What? The Government is proposing yet another significant increase in the old-age pension (OAP)? Well, blow us down! The reaction didn’t tarry in coming from newspaper/magazine editors probably earning 10, 15 or 20 times the sum proposed. They probably are well worth it, and need it to lead the life of luxury that they have become accustomed to — as are the economists they are quick to quote from.
But OAPs? No, no, no! The poor, old sods can surely manage on the princely sum of Rs 6,210 that they presently receive. So is this government not crazy to propose to increase the OAP Rs 13.500 pm… over the next 5-years?
My friend Keshraj never tires of reminding me that we have every right to criticize, but that is not enough. We must also be prepared to offer solutions. The problem with these vehement critics who have probably been to the big management schools (or have they?) is that they tend to look at only one side of the coin, because that suits their agenda to hammer the government week in and week out. If these pension pundits were endowed with a faintest iota of fair-mindedness, they would suggest to the government that it must also do the blindingly obvious thing. That it must also raise more money too!

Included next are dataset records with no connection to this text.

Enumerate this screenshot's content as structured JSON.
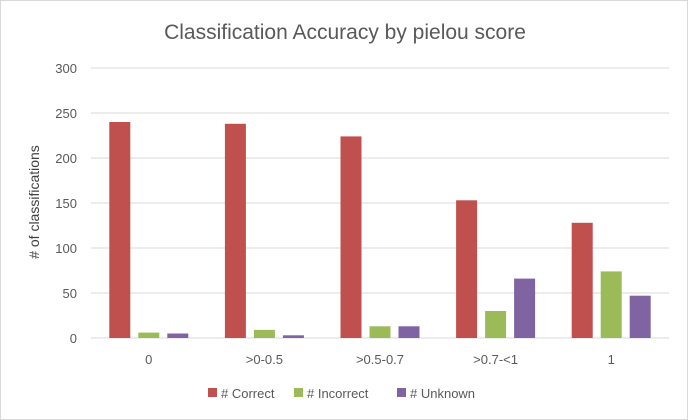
{
  "chart_data": {
    "type": "bar",
    "title": "Classification Accuracy by pielou score",
    "xlabel": "",
    "ylabel": "# of classifications",
    "categories": [
      "0",
      ">0-0.5",
      ">0.5-0.7",
      ">0.7-<1",
      "1"
    ],
    "series": [
      {
        "name": "# Correct",
        "color": "#c0504d",
        "values": [
          240,
          238,
          224,
          153,
          128
        ]
      },
      {
        "name": "# Incorrect",
        "color": "#9bbb59",
        "values": [
          6,
          9,
          13,
          30,
          74
        ]
      },
      {
        "name": "# Unknown",
        "color": "#8064a2",
        "values": [
          5,
          3,
          13,
          66,
          47
        ]
      }
    ],
    "ylim": [
      0,
      300
    ],
    "yticks": [
      "0",
      "50",
      "100",
      "150",
      "200",
      "250",
      "300"
    ],
    "grid": true,
    "legend_position": "bottom"
  }
}
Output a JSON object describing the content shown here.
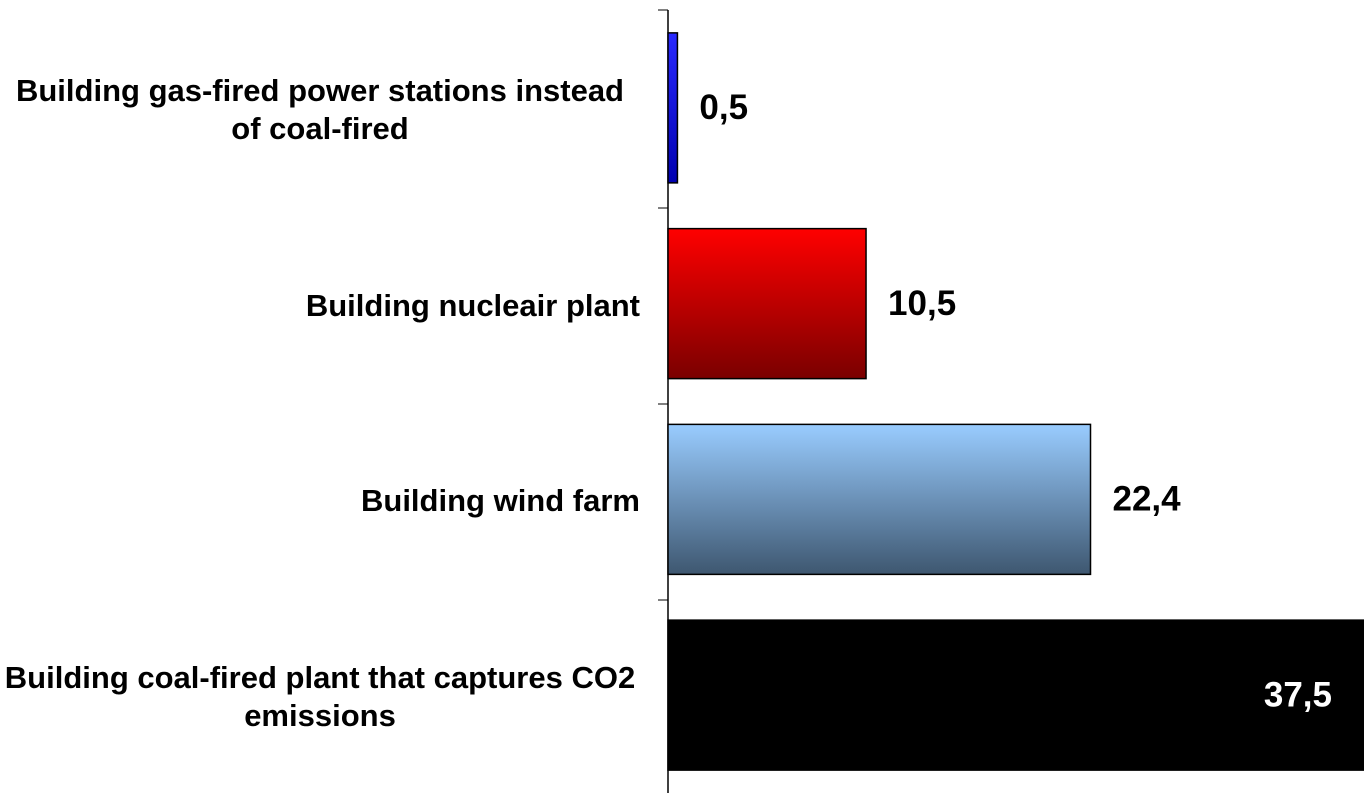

I am not about to invent the wheel, because there is no need. Through the ID data bank, the authorities hold personal information on everyone over 18. So they can easily pull out a list and send a Card to all of those who are not making any contribution to the NPF. In order to qualify for the full OAP, they would have to contribute for 35 years. The quantum of the monthly contribution would be set with the help of experienced, independent actuaries.
This simple step would ensure that everyone without exception (sorry Messrs Marchand Ambulant/ goyave-de-Chine/gato mais seller) would be contributing to the NPF, thereby increasing the size of the cake.